Research endeavour continues with a productive peer-reviewed collection of scientific publications, particularly from the Australian National Antarctic Research Expeditions (ANARE) from 1948 onwards, which provides the evidence base of Antarctic medical support of expeditions. This program has investigated fields of study including physiological responses and performance in the cold, the lack of solar ultraviolet radiation impacting overwinter vitamin D levels (which support bone function and strength) to the epidemiology and immunology of small groups at risk of immune changes and possible viral reactivation of latent viruses.

Current research is focused on photobiology, human performance, circadian rhythm and behavioural studies in the extreme polar environment. It is a unique opportunity to research in a non-simulated environment of expeditioners, as the previous Head of Polar Medicine Dr Des Lugg stated: “real expeditioners, exposed to real hazards and real isolation without hope of winter evacuation”.

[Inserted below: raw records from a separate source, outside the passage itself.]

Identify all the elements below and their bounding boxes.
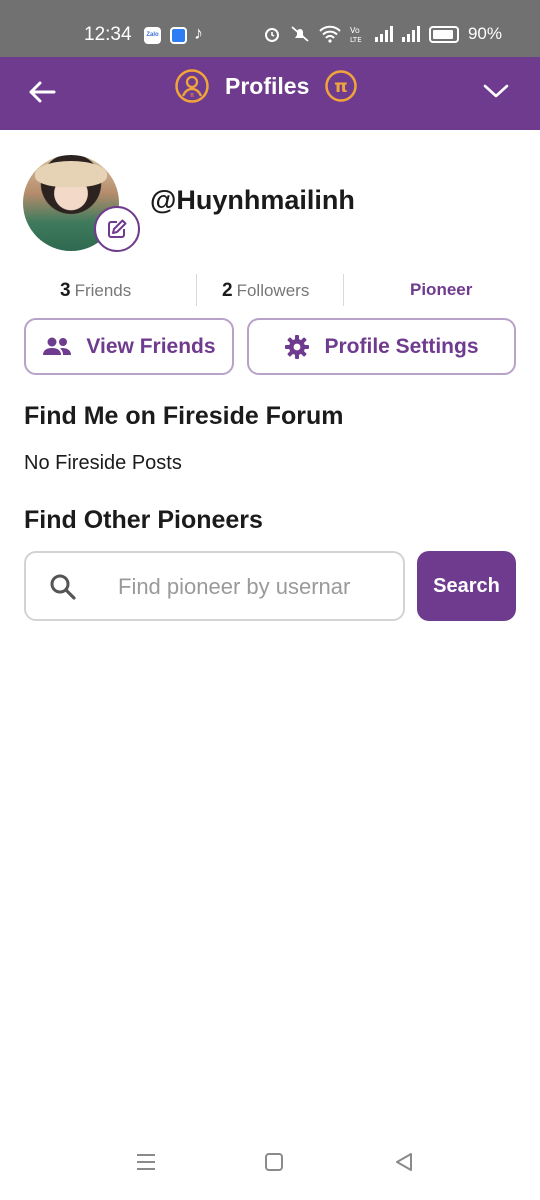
- arrow-left-icon[interactable]: [26, 76, 58, 108]
- friends-label: Friends: [74, 281, 132, 300]
- svg-text:Vo: Vo: [350, 26, 360, 35]
- search-button[interactable]: Search: [417, 551, 516, 621]
- alarm-icon: [264, 28, 279, 42]
- system-nav-bar: [0, 1136, 540, 1200]
- profile-circle-icon: π: [175, 69, 209, 103]
- battery-icon: [428, 25, 459, 43]
- friends-stat[interactable]: 3 Friends: [60, 280, 131, 302]
- followers-stat[interactable]: 2 Followers: [222, 280, 309, 302]
- svg-text:π: π: [190, 92, 194, 99]
- avatar-hat-shape: [35, 161, 107, 187]
- edit-avatar-button[interactable]: [94, 206, 140, 252]
- username: @Huynhmailinh: [150, 185, 355, 215]
- search-icon: [50, 574, 76, 600]
- mute-icon: [291, 26, 309, 42]
- status-icons: Vo LTE 90%: [263, 24, 502, 44]
- menu-icon[interactable]: [134, 1150, 158, 1174]
- search-box[interactable]: [24, 551, 405, 621]
- tiktok-icon: ♪: [194, 23, 203, 43]
- volte-icon: VoLTE: [350, 26, 362, 43]
- chevron-down-icon[interactable]: [482, 77, 510, 105]
- followers-count: 2: [222, 280, 233, 301]
- search-input[interactable]: [116, 565, 390, 609]
- pi-logo-text: π: [335, 77, 348, 97]
- signal-icon: [374, 26, 393, 42]
- signal-icon: [401, 26, 420, 42]
- role-badge: Pioneer: [410, 280, 473, 299]
- profile-settings-label: Profile Settings: [324, 334, 479, 358]
- back-triangle-icon[interactable]: [392, 1150, 416, 1174]
- page-title: Profiles: [225, 72, 310, 99]
- find-pioneers-heading: Find Other Pioneers: [24, 506, 263, 534]
- wifi-icon: [319, 25, 341, 43]
- friends-count: 3: [60, 280, 71, 301]
- zalo-icon: Zalo: [144, 27, 161, 44]
- stats-row: 3 Friends 2 Followers Pioneer: [0, 272, 540, 308]
- svg-text:LTE: LTE: [350, 36, 362, 43]
- battery-percent: 90%: [467, 24, 502, 43]
- profile-settings-button[interactable]: Profile Settings: [247, 318, 516, 375]
- status-bar: 12:34 Zalo ♪ Vo LTE 90%: [0, 0, 540, 57]
- people-icon: [43, 337, 72, 355]
- edit-icon: [108, 219, 127, 238]
- followers-label: Followers: [236, 281, 310, 300]
- fireside-heading: Find Me on Fireside Forum: [24, 402, 344, 430]
- divider: [343, 274, 344, 306]
- blue-app-icon: [170, 27, 187, 44]
- home-icon[interactable]: [262, 1150, 286, 1174]
- view-friends-label: View Friends: [86, 334, 216, 358]
- view-friends-button[interactable]: View Friends: [24, 318, 234, 375]
- pi-coin-icon: π: [325, 70, 358, 102]
- header-title-group: π Profiles π: [175, 69, 358, 103]
- divider: [196, 274, 197, 306]
- fireside-empty-text: No Fireside Posts: [24, 452, 182, 474]
- gear-icon: [285, 334, 310, 359]
- status-time: 12:34: [84, 24, 132, 45]
- app-header: π Profiles π: [0, 57, 540, 130]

Australia’s Antarctic program is unique given the isolation of East Antarctica, our current logistics and medical support, with small station populations undertaking a scientifically focused mission reliant on technology for survival. It has been recognised as providing a high-fidelity test-bed as an analogue to exploratory missions to space. Since 1993, Australia’s Antarctic program has been conducting collaborative space analogue research with NASA in Antarctica on the fundamental medical sciences of extreme environments, epidemiology and operational medical support. This research collaboration has informed space agencies in their understanding of the risks and challenges of isolated, confined extreme environments, and can also advance the provision of medical care and support to remote populations globally.

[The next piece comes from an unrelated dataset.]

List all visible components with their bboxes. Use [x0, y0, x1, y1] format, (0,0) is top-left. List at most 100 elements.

Medical research of small, isolated confined groups is challenging, with small population numbers often lacking scientific power and the ethical challenges in ensuring confidentiality for participating expeditioners.

International coordination and collaboration is encouraged and has been forged throughout ANARE. Neighbouring nations often collaborate and dedicated medical expeditions, notably the International Biomedical Expedition to Antarctica, resulting in the BBC documentary Antarctic Man, have been conducted. Many of these challenges have been overcome by conducting longitudinal studies over numerous seasons across multiple small station populations.

The Scientific Committee of Antarctic Research (SCAR) and the Council of Managers of National Antarctic Programs (COMNAP) have a newly reinvigorated Joint Expert Group of Human Biology of Medicine (JEGHBM), which facilitates international collaboration in both medical support and research. This group is a key conduit for researchers wishing to undertake Antarctic human biology and medicine research. This approach continues the close nexus that McLean commenced: the nexus between expedition medical support and applied research informing medical support and policy. This nexus also allows the translation of Antarctic human biology and medicine research to the practice of medicine in other environments. Advances in telemedicine, the risk of adverse health events, the duality of vitamin D exposure and the selection and performance of leaders and followers on expeditions can be applied to exploratory space travel and to other remote populations.

One could argue that, since Mawson’s expedition, many more people live and work in cold and colder environments from which we can learn. However, the differentiation of Antarctic populations, from the heroic era until now, is one of the scientific and exploratory purpose and focus of the mission, the dependence on technology and processes for survival. The isolation and confinement – the “life in a bubble” – gives insight into how a small group, temporarily removed from its usual temperate or tropical climes to unfamiliar and hazardous conditions, can achieve and maintain Australia’s endeavours and goals in Australian Antarctic and sub-Antarctic territories.

There is no doubt, given the extreme challenges, that the endeavours of Antarctic nations will remain expeditionary in nature. The foundations of the heroic age still provide lessons for the modern-day Antarctic program.